Various historical accounts agree that in 1786, Mary Bryant was exported from England to the Botany Bay Penal Colony in Australia. Her crime? Mary stole some clothing. While imprisoned, she gave birth to a daughter and also met and married a man who was a smuggler, with whom she had a son. The family escaped prison and sailed to Timor, but they were caught and remanded to the British authorities. Only Mary survived the harsh return to London. Her second trial, for that attempted escape, was a cause célèbre that drew enough attention to effect a change in prison conditions.
Playwright Tom O'Neil's carefully textured period piece Mary Bryant makes exceptionally fine use of Mary's sartorial tragedy. O'Neil's Mary stole a scarf -- an excellent invention that afforded poignancy to her predicament. Director Constantine Tariloff made expert use of discreet zones of the stage, choreographing predatory circles of intrigue around Mary, the iconic center of the play. Appropriately only her barrister's sincerity entered Mary's defiant citadel.

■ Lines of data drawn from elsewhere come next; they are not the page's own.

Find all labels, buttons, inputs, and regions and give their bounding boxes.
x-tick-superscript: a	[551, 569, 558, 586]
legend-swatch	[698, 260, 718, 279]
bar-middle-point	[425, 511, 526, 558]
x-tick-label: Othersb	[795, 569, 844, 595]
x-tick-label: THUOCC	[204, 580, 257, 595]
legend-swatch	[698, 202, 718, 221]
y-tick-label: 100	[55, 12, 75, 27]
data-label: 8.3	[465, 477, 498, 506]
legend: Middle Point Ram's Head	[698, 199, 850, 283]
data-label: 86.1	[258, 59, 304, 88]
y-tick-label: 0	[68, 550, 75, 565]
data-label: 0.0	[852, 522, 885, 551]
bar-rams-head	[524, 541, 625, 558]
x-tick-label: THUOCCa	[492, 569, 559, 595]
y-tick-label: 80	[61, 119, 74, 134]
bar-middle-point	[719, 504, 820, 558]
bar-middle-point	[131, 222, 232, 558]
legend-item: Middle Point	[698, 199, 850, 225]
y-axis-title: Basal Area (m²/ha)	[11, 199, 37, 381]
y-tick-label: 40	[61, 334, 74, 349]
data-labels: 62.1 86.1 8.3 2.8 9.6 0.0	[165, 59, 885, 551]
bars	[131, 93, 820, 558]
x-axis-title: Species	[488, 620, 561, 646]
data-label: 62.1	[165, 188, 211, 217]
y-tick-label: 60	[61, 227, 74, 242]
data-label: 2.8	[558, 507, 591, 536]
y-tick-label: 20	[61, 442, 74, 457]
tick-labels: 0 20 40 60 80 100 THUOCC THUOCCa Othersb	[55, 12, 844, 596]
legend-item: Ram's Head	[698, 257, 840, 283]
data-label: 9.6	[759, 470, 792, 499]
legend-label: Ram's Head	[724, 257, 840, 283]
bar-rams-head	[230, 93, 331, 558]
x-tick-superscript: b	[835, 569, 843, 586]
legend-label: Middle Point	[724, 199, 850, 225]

The narrowing motions heightened the suspense as the plot's noose drew tighter and tighter.
Prior to her trial, the imprisoned Mary Bryant, played with affecting radiance by Kristen Hammer, defied the oppression of Newgate prison by resisting an offensive plea bargain offer from the prosecutor, Mr. Kimball -- played with discomfiting hypocrisy by Ken Rothstein. Instead, Mary savored the unexpected advocacy of James Boswell, as played by Jason Milton with a naive, gleaming earnestness. During the first act, Mary covered the side walls of the otherwise utilitarian set with haunting drawings of her lost family, to hold onto her dream of life. These drawings commented mournfully on all the action to follow.
Act II encapsulated Mary's trial, colored by the repugnant intrigues of Kimball with Lord Simon (Lars Stevens), who developed a sudden partisan "interest" in the case. Rothstein and Stevens engaged in a well-executed fencing match where they hit all their marks precisely, while circling each other like wary lions defending their territories. Their power struggle turned cruelly on the hapless Servant, played with the right mixture of obsequiousness and fear by George Carroll. As the intermittently apoplectic judge, Lord Pemberton, Gavin Smith maintained thunderous control of his courtroom. (This actor warranted special recognition for his spirited return to the show following a medical emergency.)
The excellent 18th-century costumes (Tom Harlan & Sarah Goldberg) further extended the irony of Mary's small theft, in that her own simple dress contrasted with the men's splendid and numerous costume changes -- including everything from richly tailored suits to moiré robes and white wigs. Effectively dramatic lighting (Gavin Smith) comprised the diverse effects needed for Mary's reveries and for gun-battle pyrotechnics. In addition, the company made excellent use of the theatre's black-painted brick walls, which represented equally well the bleak world of Newgate; the aristocrat's corrupt drawing room, where bribes were passed in smuggled leather on silver trays; and the jaded halls of British justice.
O'Neil and the Thirteenth Street Repertory captured brilliantly the essence of Mary's story and time in this cautionary tale that offers a warning to our own century no less than it did to hers.